Seven mercenaries – six Colombians and their Australian commander – are reported to have been killed fighting near Taiz in central Yemen. According to the local Saba News agency:

"The army and popular committees repulsed an attempt of the mercenaries of the Saudi-led coalition to advance toward al-Amri area in Dhubab district and killed and wounded many of them, including six Colombian soldiers and their commander Philip Steetman, an Australian national, a military official in Taiz said."

In a subsequent updated report Saba News raised the total number of "foreigners" killed in Taiz province to 14. Along with the six Colombians there were fighters of eight other nationalities, including two Britons and a Frenchman as well as the previously-mentioned Australian, it said. So far only the Australian has been named.

Saba News, run by Houthi/Saleh supporters, is one of two rival "government" news agencies with similar-looking websites. The other one, Saba New (without the "s"), supports the Hadi/Saudi/Emirati side in the current conflict. 

The report from Saba News continues:

"The Colombian soldiers came to the country with the American Blackwater forces, which belong to the Saudi-led coalition forces invading Yemen ..." 

This is partly true, though Saba News has got the facts rather muddled. The mercenaries are believed to be part of a "foreign legion" which the UAE began assembling in 2011 – long before the Yemen war – with assistance from Erik Prince, an American billionaire who was formerly head of Blackwater, the controversial security firm. 

The force, which answers to Mohammed bin Zayed al-Nahyan (crown prince of Abu Dhabi) rather than the UAE military, was put together in great secrecy and originally seems to have been intended mainly as a response to the Arab Spring uprisings.

(For more about the background to this, see previous blog post.)

According to a New York Times investigation in 2011, Colombians were recruited "to conduct special operations missions inside and outside the country, defend oil pipelines and skyscrapers from terrorist attacks and put down internal revolts ... Such troops could be deployed if the Emirates faced unrest in their crowded labour camps or were challenged by pro-democracy protests".

However, it's misleading to describe these mercenaries as a Blackwater force. The contractor providing them to the UAE is (or at least was) a company called Reflex Responses which is also known as R2. In 2011 the New York Times described R2 as "Mr Prince’s new company" and said:

"Knowing that his ventures are magnets for controversy, Mr Prince has masked his involvement with the mercenary battalion. His name is not included on contracts and most other corporate documents, and company insiders have at times tried to hide his identity by referring to him by the code name 'Kingfish'." 

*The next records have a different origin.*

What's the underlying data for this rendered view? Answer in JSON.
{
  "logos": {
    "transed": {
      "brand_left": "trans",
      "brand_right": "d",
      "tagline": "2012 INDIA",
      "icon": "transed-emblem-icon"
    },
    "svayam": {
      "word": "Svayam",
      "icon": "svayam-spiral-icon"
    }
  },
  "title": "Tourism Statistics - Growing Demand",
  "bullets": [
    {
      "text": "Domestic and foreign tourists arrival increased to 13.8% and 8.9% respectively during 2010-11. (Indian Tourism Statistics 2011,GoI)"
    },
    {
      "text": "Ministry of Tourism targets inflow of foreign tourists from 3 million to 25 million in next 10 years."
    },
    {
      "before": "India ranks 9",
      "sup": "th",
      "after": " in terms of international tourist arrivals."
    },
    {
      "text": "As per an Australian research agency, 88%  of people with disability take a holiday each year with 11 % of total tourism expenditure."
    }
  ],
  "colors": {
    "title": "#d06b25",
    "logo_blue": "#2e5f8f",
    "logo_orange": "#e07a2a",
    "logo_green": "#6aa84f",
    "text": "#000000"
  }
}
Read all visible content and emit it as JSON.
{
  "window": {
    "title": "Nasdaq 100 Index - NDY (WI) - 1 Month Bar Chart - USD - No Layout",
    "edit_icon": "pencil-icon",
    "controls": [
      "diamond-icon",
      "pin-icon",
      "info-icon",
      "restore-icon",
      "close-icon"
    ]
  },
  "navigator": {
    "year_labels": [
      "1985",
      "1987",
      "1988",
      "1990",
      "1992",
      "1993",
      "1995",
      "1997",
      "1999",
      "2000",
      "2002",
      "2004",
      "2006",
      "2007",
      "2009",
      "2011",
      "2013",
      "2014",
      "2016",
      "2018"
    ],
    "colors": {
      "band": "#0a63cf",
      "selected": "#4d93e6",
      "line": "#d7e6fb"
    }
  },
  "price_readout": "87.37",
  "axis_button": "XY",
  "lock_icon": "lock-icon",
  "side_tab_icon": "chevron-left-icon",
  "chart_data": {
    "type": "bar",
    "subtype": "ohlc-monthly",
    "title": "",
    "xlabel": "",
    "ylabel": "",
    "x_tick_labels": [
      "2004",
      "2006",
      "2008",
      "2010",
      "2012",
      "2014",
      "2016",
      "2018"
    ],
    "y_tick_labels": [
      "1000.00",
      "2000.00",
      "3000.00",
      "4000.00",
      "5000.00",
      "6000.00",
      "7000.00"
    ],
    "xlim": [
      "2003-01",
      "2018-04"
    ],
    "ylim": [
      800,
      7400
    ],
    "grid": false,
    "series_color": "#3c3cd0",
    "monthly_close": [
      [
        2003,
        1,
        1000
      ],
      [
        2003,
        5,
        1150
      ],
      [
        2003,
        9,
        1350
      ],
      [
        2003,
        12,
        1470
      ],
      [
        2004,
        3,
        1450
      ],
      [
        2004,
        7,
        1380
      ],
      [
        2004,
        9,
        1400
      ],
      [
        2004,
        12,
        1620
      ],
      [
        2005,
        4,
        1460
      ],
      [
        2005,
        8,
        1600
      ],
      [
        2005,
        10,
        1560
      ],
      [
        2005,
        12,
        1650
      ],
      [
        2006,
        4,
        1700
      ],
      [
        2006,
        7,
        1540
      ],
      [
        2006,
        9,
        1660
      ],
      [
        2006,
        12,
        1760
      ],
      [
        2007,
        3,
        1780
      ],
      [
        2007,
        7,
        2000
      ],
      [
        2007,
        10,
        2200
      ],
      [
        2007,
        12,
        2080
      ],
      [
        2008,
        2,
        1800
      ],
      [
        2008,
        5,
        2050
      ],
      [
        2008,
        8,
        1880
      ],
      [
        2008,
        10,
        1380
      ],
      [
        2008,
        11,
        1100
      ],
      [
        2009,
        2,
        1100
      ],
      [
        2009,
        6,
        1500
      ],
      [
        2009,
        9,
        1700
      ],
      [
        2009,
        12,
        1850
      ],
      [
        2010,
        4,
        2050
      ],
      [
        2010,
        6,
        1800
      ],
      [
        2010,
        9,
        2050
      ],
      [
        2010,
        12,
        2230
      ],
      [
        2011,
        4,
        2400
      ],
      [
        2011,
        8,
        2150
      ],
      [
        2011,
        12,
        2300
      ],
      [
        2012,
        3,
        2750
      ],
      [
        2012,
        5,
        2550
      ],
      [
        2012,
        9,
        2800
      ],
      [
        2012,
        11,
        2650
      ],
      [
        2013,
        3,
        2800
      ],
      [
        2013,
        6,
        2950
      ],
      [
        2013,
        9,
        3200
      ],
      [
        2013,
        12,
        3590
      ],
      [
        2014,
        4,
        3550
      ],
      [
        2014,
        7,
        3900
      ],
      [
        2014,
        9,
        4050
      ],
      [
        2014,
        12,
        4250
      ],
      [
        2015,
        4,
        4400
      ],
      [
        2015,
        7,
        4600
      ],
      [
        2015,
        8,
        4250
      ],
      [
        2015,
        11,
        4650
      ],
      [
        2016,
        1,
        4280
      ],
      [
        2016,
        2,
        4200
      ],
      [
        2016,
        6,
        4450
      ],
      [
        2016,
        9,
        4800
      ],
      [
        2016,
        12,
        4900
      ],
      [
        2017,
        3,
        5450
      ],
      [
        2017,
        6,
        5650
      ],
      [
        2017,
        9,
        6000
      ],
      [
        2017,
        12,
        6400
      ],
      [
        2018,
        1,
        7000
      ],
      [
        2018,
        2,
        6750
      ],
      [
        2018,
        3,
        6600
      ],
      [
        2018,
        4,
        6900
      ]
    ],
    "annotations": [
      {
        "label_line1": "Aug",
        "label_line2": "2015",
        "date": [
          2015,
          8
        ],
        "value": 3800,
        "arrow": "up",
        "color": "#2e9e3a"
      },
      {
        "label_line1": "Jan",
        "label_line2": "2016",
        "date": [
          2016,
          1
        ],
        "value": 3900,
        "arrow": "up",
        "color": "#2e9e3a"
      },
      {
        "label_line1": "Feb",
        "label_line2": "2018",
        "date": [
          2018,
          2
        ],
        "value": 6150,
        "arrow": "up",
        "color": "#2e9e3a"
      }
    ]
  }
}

The paper later published a "correction" quoting the head of R2 as saying that Prince did not "run or own" it. 

The first group of Colombian mercenaries are said to have arrived in Yemen in October. The Colombian newspaper El Tiempo 
reported that just under 100 of them took up "frontline positions" in Aden, adding that their number might eventually be expanded to 800. 

The Colombia Reports website said they would operate "under the service" of the Emirati armed forces but wear Saudi uniforms. It added that in return for a three-month tour of duty in Yemen they were being paid a bonus of $1,000 a week on top of their salaries and those who survived would be granted instant Emirati citizenship. 

The Colombians and the Australian are probably not the first mercenaries to be killed in Yemen. Last September Mohammad Ali Shabani, a researcher at SOAS in London, uncovered discrepancies between the number of reported deaths among troops fighting on behalf of the UAE and the number of reported funerals.

UAE citizens who die fighting in Yemen are normally portrayed in the Emirati media as martyrs and given a hero's funeral. However, Shabani noticed that of the 45 "Emirati" soldiers killed at that stage, only 35 had been named and the funerals of only 32 had been reported. "It thus remains unclear who the remaining killed soldiers are and where they have been buried," he wrote. 

Britons fighting in Yemen?

Although the deaths of the two Britons are yet to be confirmed, this raises the question of how many others might be involved in the conflict there.

Any British citizens fighting in Yemen could be liable to prosecution under UK law. Last year the head of counter-terrorism for the Crown Prosecution Service warned:

"Potentially it’s an offence to go out and get involved in a conflict, however loathsome you think the people on the other side are.

"People have got views about all sorts of conflicts and all sorts of places, but our government chooses to have legislation which prevents people from joining in whichever conflict they have views about. We will apply the law robustly."

Britons could be prosecuted under the Foreign Enlistment Act of 1870 which made it illegal to join foreign forces fighting any other foreign state which is not at war with Britain. However, this has proved difficult to enforce in the past.

More likely, they could be prosecuted under section five of the 2006 Terrorism Act of 2006 which says that anyone convicted of fighting abroad with a "political, ideological, religious or racial motive" faces a maximum sentence of life imprisonment.